The monsoon was good this year, the climate perfect and the yield bumper. Sandeep Thavkar, 28, thought his tomatoes would fetch a tidy sum.

Used to growing the traditional soybean or cotton, he had gambled on tomatoes on an acre-and-a-half of his four acre farmland after seeing the crop fetch better returns for his neighbours in Virkhandi, 65 kilometres from Nagpur, last year.

But the prices crashed even before he had begun harvesting his tomatoes, a local variety, in mid-December. In the first week of January, 25 crates of his tomatoes, each with 25 kilos of the vegetable, fetched just Re 1.20 a kilo.

At that price, he said, he could not recover even the labour charges, let alone the cost of transport and carting, and the market agent’s commission. Not to mention his input costs and family labour.

After returning home on December 27, Sandeep borrowed his cousin Sachin’s tractor. He drove it over his standing tomato crop on which he had toiled around the clock with his wife, an elder sister and an aunt for four months – planting, weeding, watering, standing guard against pests.

PHOTO • Jaideep Hardikar

Sandeep Thavkar on the family's farm, with (left to right) elder sister Pushpa Tijare, aunt Hemlata Thavkar, and his wife Manjusha

He did it partly in despair and partly to cut his losses. “Tomatoes are harvested till March. I have already spent Rs. 50,000 and needed to spend another Rs. 20,000 on pesticides and labour to maintain the rest of the crop,” Sandeep said.

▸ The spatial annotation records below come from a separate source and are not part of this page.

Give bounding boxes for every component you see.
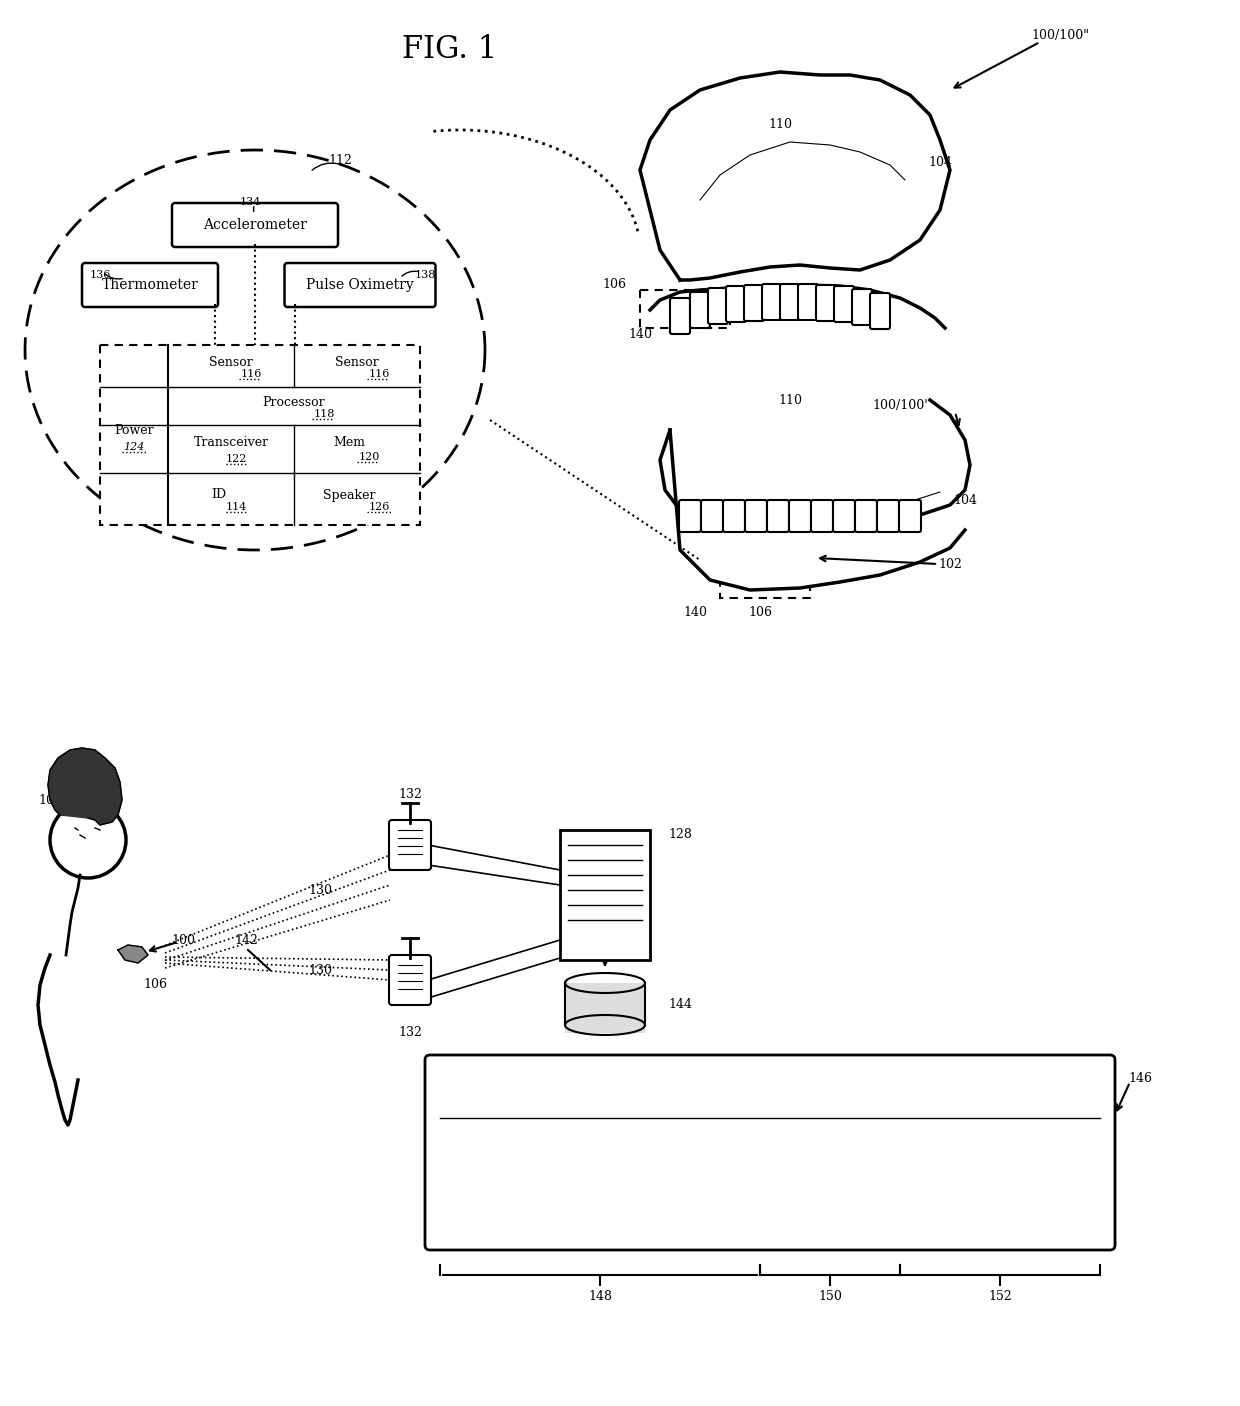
Text: 132: 132 (398, 789, 422, 801)
Text: Sensor: Sensor (335, 356, 379, 368)
Text: .........: ......... (632, 1219, 667, 1232)
FancyBboxPatch shape (689, 292, 711, 328)
Text: Lbs.: Lbs. (670, 1098, 698, 1112)
Text: Power: Power (114, 423, 154, 436)
Text: 104: 104 (954, 494, 977, 506)
FancyBboxPatch shape (172, 202, 339, 247)
Text: 142: 142 (234, 934, 258, 946)
FancyBboxPatch shape (852, 290, 872, 325)
Text: Speaker: Speaker (322, 488, 376, 502)
Text: 104: 104 (928, 156, 952, 170)
FancyBboxPatch shape (723, 501, 745, 531)
Text: 110: 110 (768, 118, 792, 132)
Polygon shape (660, 399, 970, 591)
Text: 138: 138 (414, 270, 435, 280)
Polygon shape (118, 945, 148, 963)
Text: 102: 102 (939, 558, 962, 571)
Text: Transceiver: Transceiver (193, 436, 269, 450)
Text: 124: 124 (123, 441, 145, 451)
Text: ID: ID (212, 488, 227, 502)
Text: Ann........102........96.9...220.....52172......2,156: Ann........102........96.9...220.....521… (624, 1157, 916, 1170)
Text: 106: 106 (143, 979, 167, 991)
FancyBboxPatch shape (425, 1054, 1115, 1250)
Text: Sensor: Sensor (210, 356, 253, 368)
Text: 132: 132 (398, 1025, 422, 1039)
FancyBboxPatch shape (835, 285, 854, 322)
Text: 148: 148 (588, 1291, 613, 1303)
Polygon shape (48, 748, 122, 825)
Text: Room: Room (536, 1098, 574, 1112)
Text: 106: 106 (748, 606, 773, 619)
Text: Accounts: Accounts (730, 1073, 810, 1087)
FancyBboxPatch shape (82, 263, 218, 307)
FancyBboxPatch shape (720, 555, 810, 598)
Text: FIG. 1: FIG. 1 (402, 35, 497, 66)
FancyBboxPatch shape (725, 285, 746, 322)
Text: 152: 152 (988, 1291, 1012, 1303)
FancyBboxPatch shape (640, 290, 730, 328)
FancyBboxPatch shape (789, 501, 811, 531)
Text: 118: 118 (314, 409, 335, 419)
FancyBboxPatch shape (701, 501, 723, 531)
Text: 110: 110 (777, 394, 802, 406)
FancyBboxPatch shape (560, 830, 650, 960)
FancyBboxPatch shape (780, 284, 800, 321)
FancyBboxPatch shape (899, 501, 921, 531)
Text: 116: 116 (241, 368, 262, 380)
FancyBboxPatch shape (870, 292, 890, 329)
Text: Processor: Processor (263, 395, 325, 409)
FancyBboxPatch shape (744, 285, 764, 321)
Text: 112: 112 (329, 153, 352, 166)
Text: 120: 120 (358, 451, 379, 463)
FancyBboxPatch shape (389, 955, 432, 1005)
FancyBboxPatch shape (389, 820, 432, 870)
FancyBboxPatch shape (877, 501, 899, 531)
Text: Fall Thresh: Fall Thresh (847, 1098, 923, 1112)
FancyBboxPatch shape (100, 344, 420, 524)
Text: 150: 150 (818, 1291, 842, 1303)
Text: 130: 130 (308, 963, 332, 977)
FancyBboxPatch shape (768, 501, 789, 531)
FancyBboxPatch shape (565, 983, 645, 1033)
Text: Mem: Mem (334, 436, 365, 450)
Text: SDU ID#: SDU ID# (739, 1098, 801, 1112)
Polygon shape (660, 399, 970, 524)
FancyBboxPatch shape (816, 285, 836, 321)
FancyBboxPatch shape (680, 501, 701, 531)
Text: Thermometer: Thermometer (102, 278, 198, 292)
FancyBboxPatch shape (811, 501, 833, 531)
Text: 116: 116 (368, 368, 389, 380)
Text: 106: 106 (601, 278, 626, 291)
FancyBboxPatch shape (708, 288, 728, 323)
Text: 100: 100 (171, 934, 195, 946)
Text: 100/100': 100/100' (872, 398, 928, 412)
FancyBboxPatch shape (745, 501, 768, 531)
Text: 122: 122 (226, 454, 247, 464)
Text: Pulse Oximetry: Pulse Oximetry (306, 278, 414, 292)
Text: Jim........100........97.7...185.....28088......1,813: Jim........100........97.7...185.....280… (626, 1132, 914, 1144)
Text: Sue........104........99.2...120.....21214.......1,176: Sue........104........99.2...120.....212… (622, 1181, 918, 1195)
Text: 144: 144 (668, 998, 692, 1011)
FancyBboxPatch shape (763, 284, 782, 321)
FancyBboxPatch shape (670, 298, 689, 335)
Text: 136: 136 (89, 270, 110, 280)
Text: 114: 114 (226, 502, 247, 512)
FancyBboxPatch shape (833, 501, 856, 531)
FancyBboxPatch shape (799, 284, 818, 321)
Text: 130: 130 (308, 883, 332, 897)
Text: 140: 140 (627, 329, 652, 342)
FancyBboxPatch shape (284, 263, 435, 307)
Text: 134: 134 (239, 197, 260, 207)
Text: Accelerometer: Accelerometer (203, 218, 308, 232)
Text: 108: 108 (38, 793, 62, 807)
Polygon shape (640, 72, 950, 280)
Text: 100/100": 100/100" (1030, 28, 1089, 42)
Text: Temp: Temp (601, 1098, 637, 1112)
Text: 146: 146 (1128, 1071, 1152, 1084)
Text: 126: 126 (368, 502, 389, 512)
Text: 140: 140 (683, 606, 707, 619)
Text: User: User (474, 1098, 506, 1112)
Text: 128: 128 (668, 828, 692, 842)
FancyBboxPatch shape (856, 501, 877, 531)
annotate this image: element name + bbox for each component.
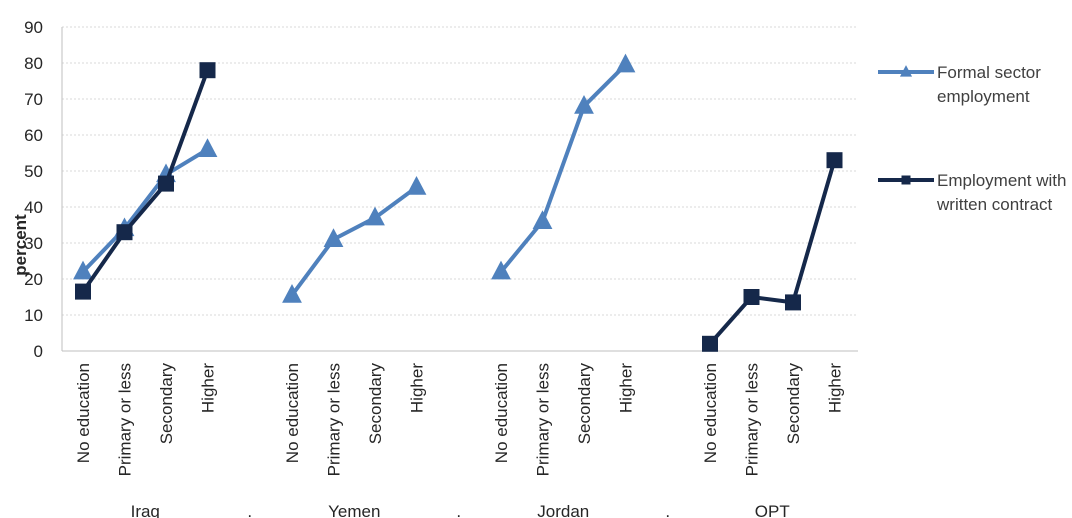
group-label: OPT: [755, 502, 790, 518]
data-point-triangle: [323, 228, 344, 247]
data-point-triangle: [615, 53, 636, 73]
x-tick-label: Secondary: [157, 363, 176, 445]
x-tick-label: No education: [74, 363, 93, 463]
x-tick-label: Primary or less: [743, 363, 762, 476]
x-tick-label: Higher: [199, 363, 218, 413]
group-separator: .: [665, 502, 670, 518]
y-axis: 0 10 20 30 40 50 60 70 80 90: [24, 18, 63, 361]
data-point-square: [826, 152, 843, 169]
data-point-triangle: [73, 260, 93, 280]
group-separator: .: [456, 502, 461, 518]
data-point-triangle: [197, 138, 218, 157]
x-tick-label: Higher: [408, 363, 427, 413]
series-line: [290, 185, 418, 297]
y-tick-label: 20: [24, 270, 43, 289]
data-point-square: [702, 335, 718, 352]
x-tick-label: No education: [701, 363, 720, 463]
y-axis-label: percent: [11, 214, 30, 276]
legend: Formal sector employment Employment with wr…: [878, 63, 1066, 214]
series-layer: [73, 53, 843, 352]
group-separator: .: [247, 502, 252, 518]
data-point-square: [785, 294, 801, 311]
y-tick-label: 30: [24, 234, 43, 253]
data-point-square: [116, 224, 133, 241]
data-point-triangle: [365, 206, 385, 226]
legend-label: written contract: [936, 195, 1053, 214]
x-tick-label: Higher: [617, 363, 636, 413]
x-tick-label: Primary or less: [534, 363, 553, 476]
series-line: [81, 69, 210, 293]
x-tick-label: Higher: [826, 363, 845, 413]
group-label: Yemen: [328, 502, 380, 518]
data-point-triangle: [574, 95, 594, 114]
data-point-square: [158, 175, 174, 192]
y-tick-label: 60: [24, 126, 43, 145]
gridlines: [62, 26, 858, 316]
x-tick-label: Secondary: [575, 363, 594, 445]
y-tick-label: 80: [24, 54, 43, 73]
x-tick-label: Primary or less: [325, 363, 344, 476]
legend-marker: [901, 175, 911, 185]
group-label: Iraq: [131, 502, 160, 518]
y-tick-label: 0: [34, 342, 43, 361]
x-axis: No education Primary or less Secondary High…: [62, 350, 858, 518]
data-point-triangle: [532, 210, 553, 229]
x-tick-label: No education: [283, 363, 302, 463]
data-point-triangle: [282, 284, 302, 303]
series-line: [81, 147, 209, 274]
data-point-triangle: [406, 176, 427, 195]
x-tick-label: Primary or less: [116, 363, 135, 476]
series-line: [708, 159, 837, 346]
x-tick-label: Secondary: [784, 363, 803, 445]
legend-label: Formal sector: [937, 63, 1041, 82]
y-tick-label: 90: [24, 18, 43, 37]
data-point-triangle: [491, 260, 511, 280]
y-tick-label: 10: [24, 306, 43, 325]
group-label: Jordan: [537, 502, 589, 518]
x-tick-label: Secondary: [366, 363, 385, 445]
x-tick-label: No education: [492, 363, 511, 463]
data-point-square: [743, 289, 760, 305]
y-tick-label: 70: [24, 90, 43, 109]
series-line: [499, 63, 627, 274]
data-point-square: [75, 283, 91, 300]
data-point-square: [199, 62, 216, 79]
legend-marker: [899, 65, 913, 77]
legend-label: Employment with: [937, 171, 1066, 190]
y-tick-label: 50: [24, 162, 43, 181]
legend-label: employment: [937, 87, 1030, 106]
y-tick-label: 40: [24, 198, 43, 217]
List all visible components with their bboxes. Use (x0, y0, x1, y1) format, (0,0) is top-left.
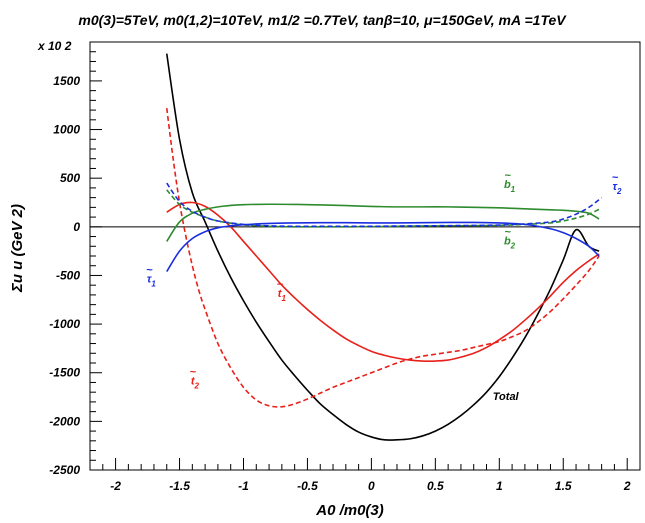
y-tick-label: 500 (60, 171, 80, 185)
y-tick-label: -1000 (49, 317, 80, 331)
x-tick-label: 2 (623, 479, 631, 493)
annotation-layer: b1~b2~t1~t2~τ1~τ2~Total (146, 170, 622, 403)
plot-border (89, 41, 641, 471)
y-tick-label: 1500 (53, 74, 80, 88)
y-tick-label: 1000 (53, 123, 80, 137)
series-layer (165, 53, 603, 441)
x-axis-label: A0 /m0(3) (315, 502, 384, 519)
y-tick-label: -500 (56, 268, 80, 282)
x-tick-label: 0 (368, 479, 375, 493)
annotation-subscript: 1 (281, 294, 286, 303)
y-tick-label: 0 (73, 220, 80, 234)
series-line-b2 (166, 189, 600, 228)
annotation-base: τ (147, 273, 152, 285)
x-tick-label: -1 (238, 479, 249, 493)
annotation-tau2: τ2 (613, 181, 623, 196)
tilde-mark: ~ (612, 172, 619, 184)
y-axis-ticks: -2500 -2000 -1500 -1000 -500 0 500 1000 1500 (49, 51, 102, 477)
tilde-mark: ~ (190, 366, 197, 378)
series-line-tau1 (166, 221, 600, 272)
x-tick-label: -0.5 (297, 479, 318, 493)
tilde-mark: ~ (146, 264, 153, 276)
x-axis-ticks: -2 -1.5 -1 -0.5 0 0.5 1 1.5 2 (102, 458, 631, 493)
series-line-t2 (165, 108, 600, 408)
series-line-t1 (166, 201, 600, 362)
annotation-base: b (504, 179, 511, 191)
y-tick-label: -2500 (49, 463, 80, 477)
annotation-base: Total (493, 391, 520, 403)
annotation-base: τ (613, 181, 618, 193)
y-tick-label: -1500 (49, 366, 80, 380)
annotation-subscript: 2 (193, 381, 199, 390)
x-tick-label: -2 (110, 479, 121, 493)
annotation-base: t (278, 288, 283, 300)
tilde-mark: ~ (277, 279, 284, 291)
series-line-b1 (166, 203, 600, 242)
annotation-subscript: 2 (510, 241, 516, 250)
annotation-t2: t2 (191, 375, 200, 390)
annotation-base: t (191, 375, 196, 387)
series-line-tau2 (166, 182, 603, 228)
annotation-b2: b2 (504, 235, 516, 250)
annotation-tau1: τ1 (147, 273, 157, 288)
annotation-subscript: 1 (151, 279, 156, 288)
series-line-total (165, 53, 600, 441)
x-tick-label: 0.5 (427, 479, 444, 493)
x-tick-label: 1.5 (555, 479, 572, 493)
y-axis-label: Σu u (GeV 2) (9, 204, 26, 293)
x-tick-label: 1 (496, 479, 503, 493)
annotation-subscript: 1 (511, 185, 516, 194)
annotation-subscript: 2 (616, 187, 622, 196)
plot-frame (89, 41, 641, 471)
chart-title: m0(3)=5TeV, m0(1,2)=10TeV, m1/2 =0.7TeV,… (78, 12, 567, 28)
y-tick-label: -2000 (49, 414, 80, 428)
annotation-base: b (504, 235, 511, 247)
tilde-mark: ~ (504, 226, 511, 238)
tilde-mark: ~ (504, 170, 511, 182)
annotation-b1: b1 (504, 179, 516, 194)
y-multiplier: x 10 2 (37, 39, 72, 53)
annotation-total: Total (493, 391, 520, 403)
annotation-t1: t1 (278, 288, 287, 303)
x-tick-label: -1.5 (169, 479, 190, 493)
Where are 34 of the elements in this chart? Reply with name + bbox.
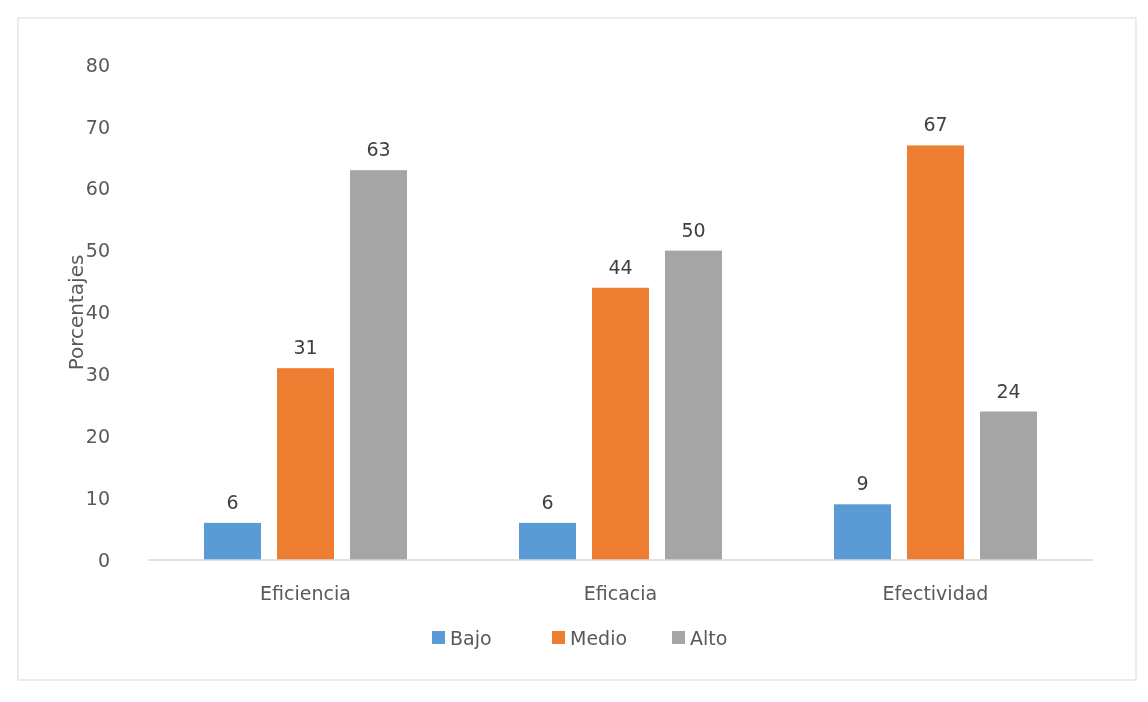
bar bbox=[350, 170, 407, 560]
data-label: 50 bbox=[681, 218, 706, 241]
data-label: 9 bbox=[856, 472, 869, 495]
y-tick-label: 20 bbox=[85, 424, 110, 447]
y-tick-label: 50 bbox=[85, 239, 110, 262]
x-tick-label: Efectividad bbox=[882, 582, 989, 604]
y-tick-label: 10 bbox=[85, 486, 110, 509]
x-tick-label: Eficiencia bbox=[260, 582, 351, 604]
data-label: 24 bbox=[996, 379, 1021, 402]
y-axis-title: Porcentajes bbox=[64, 254, 88, 371]
data-label: 44 bbox=[608, 255, 633, 278]
data-label: 67 bbox=[923, 113, 948, 136]
data-label: 31 bbox=[293, 336, 318, 359]
x-tick-label: Eficacia bbox=[583, 582, 658, 604]
data-label: 6 bbox=[226, 490, 239, 513]
y-tick-label: 70 bbox=[85, 115, 110, 138]
bar bbox=[592, 287, 649, 560]
y-tick-label: 30 bbox=[85, 363, 110, 386]
data-label: 63 bbox=[366, 138, 391, 161]
bar bbox=[277, 368, 334, 560]
y-tick-label: 0 bbox=[97, 548, 110, 571]
y-tick-label: 40 bbox=[85, 301, 110, 324]
legend-label: Alto bbox=[690, 626, 728, 649]
y-tick-label: 80 bbox=[85, 53, 110, 76]
data-label: 6 bbox=[541, 490, 554, 513]
bar bbox=[204, 522, 261, 560]
bar bbox=[834, 504, 891, 560]
bar bbox=[665, 250, 722, 560]
legend-label: Bajo bbox=[450, 626, 492, 649]
bar bbox=[907, 145, 964, 560]
bar bbox=[519, 522, 576, 560]
y-tick-label: 60 bbox=[85, 177, 110, 200]
legend-label: Medio bbox=[570, 626, 628, 649]
bar bbox=[980, 411, 1037, 560]
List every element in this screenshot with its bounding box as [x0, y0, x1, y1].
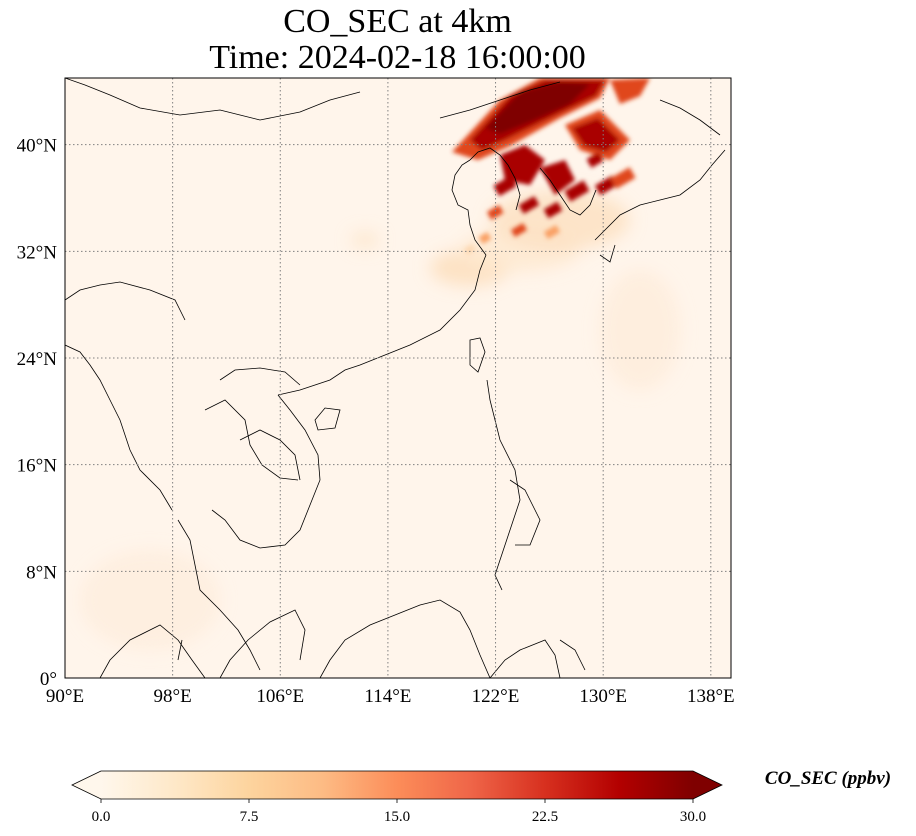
colorbar-tick-label: 0.0 [92, 809, 111, 825]
longitude-tick-label: 138°E [687, 686, 735, 707]
co-plume-layer [452, 78, 650, 256]
map-title-time: Time: 2024-02-18 16:00:00 [209, 39, 586, 76]
latitude-tick-label: 40°N [17, 136, 58, 157]
colorbar-max-extension [693, 771, 722, 799]
map-gridlines [65, 78, 731, 678]
latitude-tick-label: 8°N [26, 562, 57, 583]
colorbar-tick-label: 30.0 [680, 809, 706, 825]
longitude-tick-label: 90°E [46, 686, 84, 707]
latitude-tick-label: 32°N [17, 242, 58, 263]
colorbar-gradient [101, 771, 693, 799]
colorbar-ticks: 0.0 7.5 15.0 22.5 30.0 [92, 799, 706, 825]
longitude-tick-labels: 90°E 98°E 106°E 114°E 122°E 130°E 138°E [46, 686, 735, 707]
longitude-tick-label: 130°E [579, 686, 627, 707]
map-frame [64, 77, 732, 679]
colorbar: 0.0 7.5 15.0 22.5 30.0 [71, 770, 723, 825]
colorbar-min-extension [72, 771, 101, 799]
latitude-tick-label: 0° [40, 669, 57, 690]
latitude-tick-label: 16°N [17, 456, 58, 477]
colorbar-tick-label: 22.5 [532, 809, 558, 825]
latitude-tick-labels: 0° 8°N 16°N 24°N 32°N 40°N [17, 136, 58, 690]
longitude-tick-label: 98°E [154, 686, 192, 707]
colorbar-tick-label: 7.5 [240, 809, 259, 825]
longitude-tick-label: 114°E [364, 686, 411, 707]
longitude-tick-label: 106°E [256, 686, 304, 707]
colorbar-tick-label: 15.0 [384, 809, 410, 825]
longitude-tick-label: 122°E [472, 686, 520, 707]
colorbar-label: CO_SEC (ppbv) [764, 768, 892, 789]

“That would have meant more losses. I could see the prices won’t rise. I’d rather gamble on another crop today and harvest it by March-April to make up some of my losses,” he said.

Sandeep, who says a price of Rs. 10 a kilo would have merely helped him break even, insists the prices began tumbling after the November 8 note recall announcement.

But local traders in Bhiwapur and Umred towns, 20 kilometres on either side of Virkhandi village, don’t blame the demonetisation entirely.

“A bumper crop resulted in the price crash,” Banti Chakole, 38, said at Umred mandi . “Vegetable prices do fall in November-December-January every year, and this year tomatoes are in abundance.”

But he conceded that the prices nosedived after November 8. “I have to say I have never seen the situation this bad in my 20-year career.”

“Vegetable prices go down around this time of the year because of seasonality, but perhaps the cash shortage has been an additional factor,” Dr. Ashok Kumar Lahiri, former chief economic adviser to the Indian government, writes in a recent paper on demonetisation, part of a series published by the National Institute of Public Finance and Policy.

Data from Nagpur’s Agricultural Produce Market Committee shows a sharp difference in prices before and after the demonetisation.

Before November 8, Bandu Ghormade of Chicholi, 50 kilometres from Nagpur, sold his tomatoes for Rs. 8 a kilo – a little low, perhaps because of the glut. Today the price stands at Re. 1 a kilo.

PHOTO • Jaideep Hardikar

Pandit Thavkar, another tomato-grower in Virkhandi village, with his wife Shantabai and their freshly harvested and packaged tomatoes on his farm. Pandit says he won't recover any money from the crop this year as the wholesale prices had fallen to less than Re. 1 a kilo in the nearby Bhiwapur town mandi

In 2015, tomato prices in December-January averaged Rs. 15 a kilo for the desi variety and Rs. 37.5 for the export (hybrid) variety. But between November 1 and December 25 last year, the hybrid prices fell from an average of Rs. 29 a kilo to Rs. 5.50 per kilo in 29 big markets across India, according to data of the National Horticulture Board.

In Raipur, hybrid tomato prices fell to Rs. 4 a kilo. The desi variety sold at 50 paise a kilo in Chhattisgarh’s Jashpur district, prompting farmers to dump several tonnes of tomatoes on the highways in frustration.

In Wardha town, 80 kilometres from Nagpur, farmer Pramon Ranit parked his tempo in the middle of a busy square on December 27 and gave away 400 kilos of his tomatoes free in four hours.

The nine-acre farmer had grown tomatoes over three acres, expecting to double his Rs. 1 lakh investment. But when the traders offered Re. 1 per kilo, he decided to earn goodwill through charity instead.

On January 2, news agency ANI reported that a group of farmers, members of the Yuva Pragatisheel Kisan Sangh, gave away about 1 lakh kilos of vegetables, including tomatoes, free in Raipur in protest against the demonetisation.

In Virkhandi, Sandeep is wondering what to plant on his forlorn patch, freshly flattened with a tractor. Should it be the guar (a kind of bean), the Indian round gourd ( tinda in Hindi) or okra? Whatever it is, what’s the guarantee it will fetch a profit?

“I’ll need to check the market prices and take a gamble,” he smiles wanly.